Publication year - 2016
Publication title -
british journal of haematology
Language(s) - English
Resource type - Journals
SCImago Journal Rank - 1.907
H-Index - 186
eISSN - 1365-2141
pISSN - 0007-1048
DOI - 10.1111/bjh.14183
Subject(s) - exome sequencing , exome , molecular diagnostics , computational biology , dna sequencing , medicine , medical physics , bioinformatics , biology , pathology , mutation , genetics , dna , gene
Summary The laboratory aspects of diagnosis of patients with haematological malignancies are forever changing.
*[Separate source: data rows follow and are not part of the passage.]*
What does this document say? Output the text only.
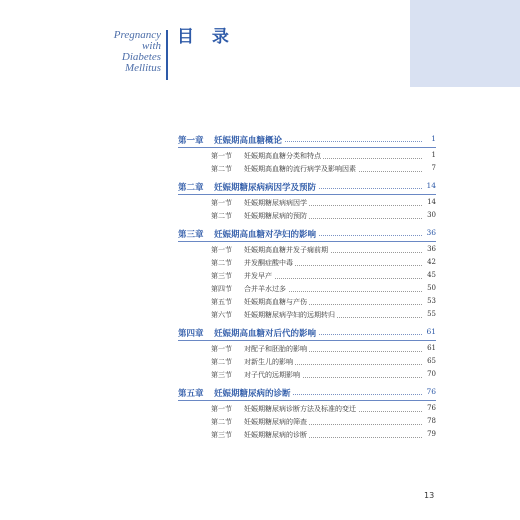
Pregnancy
with
Diabetes
Mellitus
目 录
第一章 妊娠期高血糖概论	1
第一节 妊娠期高血糖分类和特点	1
第二节 妊娠期高血糖的流行病学及影响因素	7
第二章 妊娠期糖尿病病因学及预防	14
第一节 妊娠期糖尿病病因学	14
第二节 妊娠期糖尿病的预防	30
第三章 妊娠期高血糖对孕妇的影响	36
第一节 妊娠期高血糖并发子痫前期	36
第二节 并发酮症酸中毒	42
第三节 并发早产	45
第四节 合并羊水过多	50
第五节 妊娠期高血糖与产伤	53
第六节 妊娠期糖尿病孕妇的远期转归	55
第四章 妊娠期高血糖对后代的影响	61
第一节 对配子和胚胎的影响	61
第二节 对新生儿的影响	65
第三节 对子代的远期影响	70
第五章 妊娠期糖尿病的诊断	76
第一节 妊娠期糖尿病诊断方法及标准的变迁	76
第二节 妊娠期糖尿病的筛查	78
第三节 妊娠期糖尿病的诊断	79
13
Microscopic examination of blood and bone marrow smears, cytogenetics, flow cytometry and single‐assay molecular diagnostics have been and are still essential tools in cancer diagnostics. Flow cytometry has brought the unprecedented possibility of rapid multiplexing and characterization of complex immunophenotypic patterns. However, the advent of next generation sequencing in the haematology laboratory brings a whole new perspective on multiplexing and potentially lowers the cost per analysis effectively. These informative methods still require skilled technicians and bioinformaticians, evolve at a rapid pace, and call for clinical guidelines and best practice. Here, we discuss the potential and caveats of whole exome sequencing as it moves closer to routine laboratory practice. The question is: Will exome sequencing be performed, real‐time, in the standard haemodiagnostic laboratory?